> On Jul 31, 2019, at 1:34 PM, Geoff Conway <gcon...@bigpond.net.au> wrote:
> 
>> ...
> 
> There is a reason for mentioning the OS side of things and while in the real 
> world the majority of PDP11 peripherals are set by switchpacks on the cards 
> (been there done that) - the device code for that peripheral (if it's 
> intelligent?) would (presumably) read those register values and load them 
> into itself so it knows what addresses to respond to. In sysgen/netgen 
> (whichever being relevant) the CSR/vector values for every peripheral are 
> then manually entered by a human and the system/DECNet built.

That depends on the OS.

I think most OS know the floating CSR rules and use that to identify the 
devices; you specify CSRs manually only if your address settings don't conform.

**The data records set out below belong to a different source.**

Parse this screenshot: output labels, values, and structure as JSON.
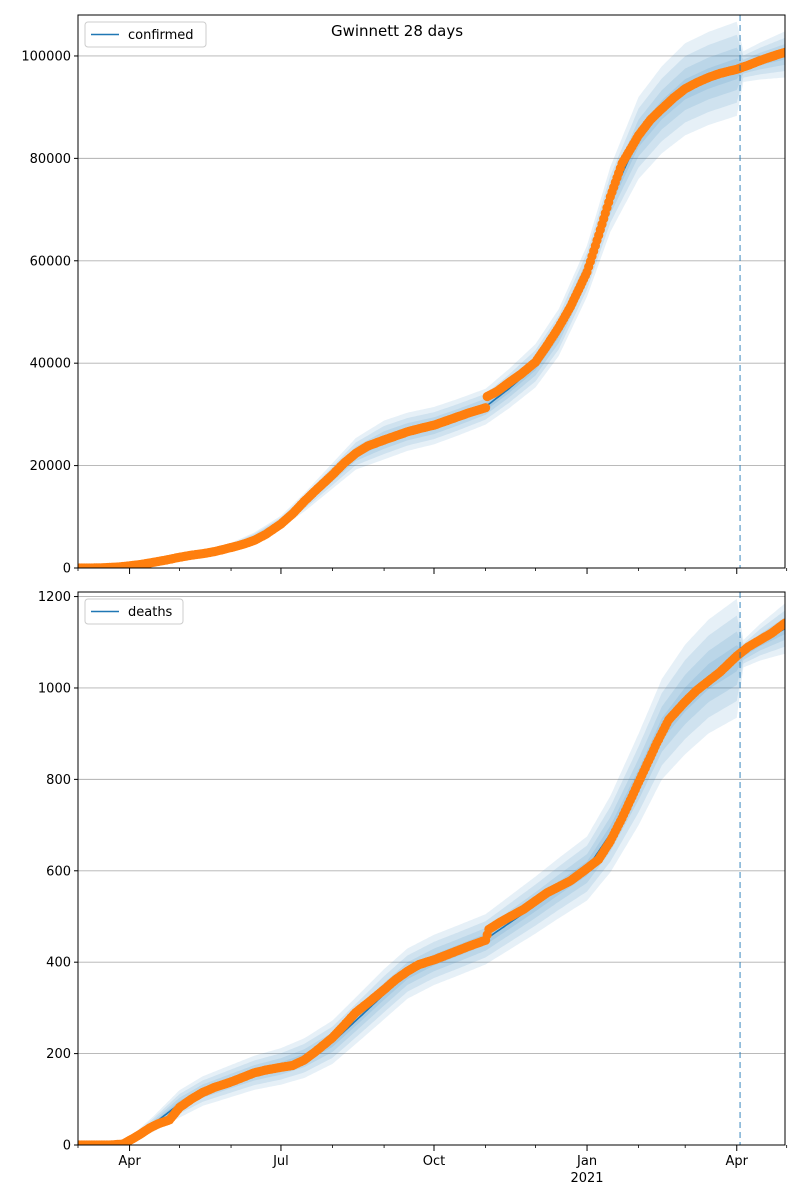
{
  "figure": {
    "title": "Gwinnett 28 days"
  },
  "x_axis": {
    "date_range": [
      "2020-03-01",
      "2021-04-30"
    ],
    "major_ticks": [
      {
        "date": "2020-04-01",
        "label": "Apr",
        "sublabel": ""
      },
      {
        "date": "2020-07-01",
        "label": "Jul",
        "sublabel": ""
      },
      {
        "date": "2020-10-01",
        "label": "Oct",
        "sublabel": ""
      },
      {
        "date": "2021-01-01",
        "label": "Jan",
        "sublabel": "2021"
      },
      {
        "date": "2021-04-01",
        "label": "Apr",
        "sublabel": ""
      }
    ],
    "minor_tick_dates": [
      "2020-03-01",
      "2020-05-01",
      "2020-06-01",
      "2020-08-01",
      "2020-09-01",
      "2020-11-01",
      "2020-12-01",
      "2021-02-01",
      "2021-03-01",
      "2021-05-01"
    ],
    "forecast_start_date": "2021-04-03"
  },
  "colors": {
    "model_line": "#1f77b4",
    "band": "#1f77b4",
    "observed": "#ff7f0e",
    "grid": "#b0b0b0",
    "forecast_line": "#1f77b4"
  },
  "chart_data": [
    {
      "type": "line",
      "legend": "confirmed",
      "legend_position": "top-left",
      "grid": true,
      "ylim": [
        0,
        108000
      ],
      "yticks": [
        0,
        20000,
        40000,
        60000,
        80000,
        100000
      ],
      "model_line": [
        [
          "2020-03-01",
          0
        ],
        [
          "2020-03-15",
          100
        ],
        [
          "2020-04-01",
          400
        ],
        [
          "2020-04-15",
          1100
        ],
        [
          "2020-05-01",
          2100
        ],
        [
          "2020-05-15",
          3000
        ],
        [
          "2020-06-01",
          4200
        ],
        [
          "2020-06-15",
          6000
        ],
        [
          "2020-07-01",
          9000
        ],
        [
          "2020-07-15",
          12800
        ],
        [
          "2020-08-01",
          18000
        ],
        [
          "2020-08-15",
          22300
        ],
        [
          "2020-09-01",
          25000
        ],
        [
          "2020-09-15",
          26600
        ],
        [
          "2020-10-01",
          27800
        ],
        [
          "2020-10-15",
          29400
        ],
        [
          "2020-11-01",
          31500
        ],
        [
          "2020-11-15",
          35000
        ],
        [
          "2020-12-01",
          39500
        ],
        [
          "2020-12-15",
          46000
        ],
        [
          "2021-01-01",
          58000
        ],
        [
          "2021-01-15",
          72000
        ],
        [
          "2021-02-01",
          84000
        ],
        [
          "2021-02-15",
          89500
        ],
        [
          "2021-03-01",
          93500
        ],
        [
          "2021-03-15",
          95600
        ],
        [
          "2021-04-01",
          97500
        ],
        [
          "2021-04-15",
          99000
        ],
        [
          "2021-04-30",
          100300
        ]
      ],
      "band_halfwidths": [
        [
          "2020-03-01",
          0
        ],
        [
          "2020-05-01",
          200
        ],
        [
          "2020-07-01",
          1200
        ],
        [
          "2020-09-01",
          3800
        ],
        [
          "2020-11-01",
          3500
        ],
        [
          "2021-01-01",
          5000
        ],
        [
          "2021-02-01",
          8000
        ],
        [
          "2021-03-01",
          9000
        ],
        [
          "2021-04-01",
          9200
        ],
        [
          "2021-04-05",
          3000
        ],
        [
          "2021-04-30",
          4500
        ]
      ],
      "observed_points": [
        [
          "2020-03-01",
          0
        ],
        [
          "2020-03-09",
          0
        ],
        [
          "2020-03-17",
          60
        ],
        [
          "2020-03-25",
          200
        ],
        [
          "2020-04-01",
          420
        ],
        [
          "2020-04-08",
          700
        ],
        [
          "2020-04-15",
          1100
        ],
        [
          "2020-04-22",
          1500
        ],
        [
          "2020-05-01",
          2100
        ],
        [
          "2020-05-08",
          2500
        ],
        [
          "2020-05-15",
          2800
        ],
        [
          "2020-05-22",
          3200
        ],
        [
          "2020-06-01",
          4000
        ],
        [
          "2020-06-08",
          4600
        ],
        [
          "2020-06-15",
          5400
        ],
        [
          "2020-06-22",
          6600
        ],
        [
          "2020-07-01",
          8600
        ],
        [
          "2020-07-08",
          10600
        ],
        [
          "2020-07-15",
          13000
        ],
        [
          "2020-07-22",
          15200
        ],
        [
          "2020-08-01",
          18200
        ],
        [
          "2020-08-08",
          20500
        ],
        [
          "2020-08-15",
          22400
        ],
        [
          "2020-08-22",
          23800
        ],
        [
          "2020-09-01",
          25000
        ],
        [
          "2020-09-08",
          25800
        ],
        [
          "2020-09-15",
          26600
        ],
        [
          "2020-09-22",
          27200
        ],
        [
          "2020-10-01",
          27900
        ],
        [
          "2020-10-08",
          28700
        ],
        [
          "2020-10-15",
          29500
        ],
        [
          "2020-10-22",
          30300
        ],
        [
          "2020-11-01",
          31300
        ],
        [
          "2020-11-02",
          33500
        ],
        [
          "2020-11-08",
          34500
        ],
        [
          "2020-11-15",
          36200
        ],
        [
          "2020-11-22",
          37800
        ],
        [
          "2020-12-01",
          40200
        ],
        [
          "2020-12-08",
          43500
        ],
        [
          "2020-12-15",
          47000
        ],
        [
          "2020-12-22",
          51000
        ],
        [
          "2021-01-01",
          57800
        ],
        [
          "2021-01-08",
          65000
        ],
        [
          "2021-01-15",
          72500
        ],
        [
          "2021-01-22",
          79000
        ],
        [
          "2021-02-01",
          84500
        ],
        [
          "2021-02-08",
          87500
        ],
        [
          "2021-02-15",
          89700
        ],
        [
          "2021-02-22",
          91800
        ],
        [
          "2021-03-01",
          93600
        ],
        [
          "2021-03-08",
          94800
        ],
        [
          "2021-03-15",
          95800
        ],
        [
          "2021-03-22",
          96600
        ],
        [
          "2021-04-01",
          97400
        ],
        [
          "2021-04-08",
          98200
        ],
        [
          "2021-04-15",
          99100
        ],
        [
          "2021-04-22",
          99900
        ],
        [
          "2021-04-30",
          100700
        ]
      ]
    },
    {
      "type": "line",
      "legend": "deaths",
      "legend_position": "top-left",
      "grid": true,
      "ylim": [
        0,
        1210
      ],
      "yticks": [
        0,
        200,
        400,
        600,
        800,
        1000,
        1200
      ],
      "model_line": [
        [
          "2020-03-01",
          0
        ],
        [
          "2020-03-25",
          2
        ],
        [
          "2020-04-01",
          12
        ],
        [
          "2020-04-15",
          45
        ],
        [
          "2020-05-01",
          90
        ],
        [
          "2020-05-15",
          118
        ],
        [
          "2020-06-01",
          140
        ],
        [
          "2020-06-15",
          158
        ],
        [
          "2020-07-01",
          172
        ],
        [
          "2020-07-15",
          190
        ],
        [
          "2020-08-01",
          225
        ],
        [
          "2020-08-15",
          272
        ],
        [
          "2020-09-01",
          330
        ],
        [
          "2020-09-15",
          375
        ],
        [
          "2020-10-01",
          405
        ],
        [
          "2020-10-15",
          425
        ],
        [
          "2020-11-01",
          450
        ],
        [
          "2020-11-15",
          485
        ],
        [
          "2020-12-01",
          525
        ],
        [
          "2020-12-15",
          562
        ],
        [
          "2021-01-01",
          605
        ],
        [
          "2021-01-15",
          680
        ],
        [
          "2021-02-01",
          800
        ],
        [
          "2021-02-15",
          910
        ],
        [
          "2021-03-01",
          975
        ],
        [
          "2021-03-15",
          1025
        ],
        [
          "2021-04-01",
          1065
        ],
        [
          "2021-04-15",
          1100
        ],
        [
          "2021-04-30",
          1130
        ]
      ],
      "band_halfwidths": [
        [
          "2020-03-01",
          0
        ],
        [
          "2020-04-01",
          5
        ],
        [
          "2020-05-01",
          30
        ],
        [
          "2020-07-01",
          40
        ],
        [
          "2020-09-01",
          55
        ],
        [
          "2020-11-01",
          55
        ],
        [
          "2021-01-01",
          70
        ],
        [
          "2021-02-01",
          100
        ],
        [
          "2021-03-01",
          120
        ],
        [
          "2021-04-01",
          130
        ],
        [
          "2021-04-05",
          30
        ],
        [
          "2021-04-30",
          55
        ]
      ],
      "observed_points": [
        [
          "2020-03-01",
          0
        ],
        [
          "2020-03-10",
          0
        ],
        [
          "2020-03-20",
          0
        ],
        [
          "2020-03-28",
          2
        ],
        [
          "2020-04-03",
          14
        ],
        [
          "2020-04-08",
          25
        ],
        [
          "2020-04-13",
          37
        ],
        [
          "2020-04-18",
          46
        ],
        [
          "2020-04-25",
          55
        ],
        [
          "2020-05-01",
          82
        ],
        [
          "2020-05-08",
          100
        ],
        [
          "2020-05-15",
          115
        ],
        [
          "2020-05-22",
          126
        ],
        [
          "2020-06-01",
          138
        ],
        [
          "2020-06-08",
          148
        ],
        [
          "2020-06-15",
          158
        ],
        [
          "2020-06-22",
          164
        ],
        [
          "2020-07-01",
          170
        ],
        [
          "2020-07-08",
          174
        ],
        [
          "2020-07-15",
          186
        ],
        [
          "2020-07-22",
          205
        ],
        [
          "2020-08-01",
          235
        ],
        [
          "2020-08-08",
          262
        ],
        [
          "2020-08-15",
          290
        ],
        [
          "2020-08-22",
          310
        ],
        [
          "2020-09-01",
          340
        ],
        [
          "2020-09-08",
          362
        ],
        [
          "2020-09-15",
          380
        ],
        [
          "2020-09-22",
          395
        ],
        [
          "2020-10-01",
          405
        ],
        [
          "2020-10-08",
          415
        ],
        [
          "2020-10-15",
          425
        ],
        [
          "2020-10-22",
          435
        ],
        [
          "2020-11-01",
          448
        ],
        [
          "2020-11-03",
          472
        ],
        [
          "2020-11-10",
          488
        ],
        [
          "2020-11-17",
          502
        ],
        [
          "2020-11-24",
          516
        ],
        [
          "2020-12-01",
          534
        ],
        [
          "2020-12-08",
          552
        ],
        [
          "2020-12-15",
          565
        ],
        [
          "2020-12-22",
          578
        ],
        [
          "2021-01-01",
          605
        ],
        [
          "2021-01-08",
          625
        ],
        [
          "2021-01-15",
          665
        ],
        [
          "2021-01-22",
          715
        ],
        [
          "2021-01-29",
          770
        ],
        [
          "2021-02-05",
          825
        ],
        [
          "2021-02-12",
          880
        ],
        [
          "2021-02-19",
          930
        ],
        [
          "2021-03-01",
          970
        ],
        [
          "2021-03-08",
          995
        ],
        [
          "2021-03-15",
          1015
        ],
        [
          "2021-03-22",
          1035
        ],
        [
          "2021-04-01",
          1070
        ],
        [
          "2021-04-08",
          1090
        ],
        [
          "2021-04-15",
          1105
        ],
        [
          "2021-04-22",
          1120
        ],
        [
          "2021-04-30",
          1142
        ]
      ]
    }
  ]
}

Similarly with vectors: the OS may implement the float vector rules to compute 
the vector addresses for the devices.  Or it may do what RSTS does, which is to 
"poke" each device at boot time to make it interrupt, then remember what the 
vector address was.  So RSTS requires float CSRs in order to autoconfigure 
devices but doesn't mind what the vectors are so long as they are all unique.

> ...
> The 3 exceptions are all the 3 devices I included in my simh qbus 
> configuration and when I entered the "show dev" command prior to booting the 
> OS disk all of those simh devices had CSR values but no vectors - devices 
> DEQNA=XQ/XQB; KDA50=RQ/RQB and finally TK50=TQ.
> Prior to entering the OS they had <no vector> against them and after the OS 
> was booted into a fully configured system and then finally shutdown those 
> same 5 simh device then had their vectors assigned.
> 
> Why ?

After reset, the vector address is not set.  Once the OS programs the vector 
address by appropriate commands to the device, it remains in effect until 
cleared.  Shutdown (on the OS you are using) apparently doesn't do a reset so 
the vector remains set to what the OS assigned.

> ...
> Other cards I have experience of (ACC X.25 card) I believe also had 
> programmable vectors (yet to be confirmed) so while that mechanism certainly 
> won't be in an older card like the DEUNA it is in the newer 

For SIMH purposes the discussion is about DEC peripherals: for those the three 
mentioned are the only ones with programmable vectors.  Sure, the idea makes a 
lot of sense in newer devices and it's not surprising that some non-DEC boards 
would have adopted the same feature.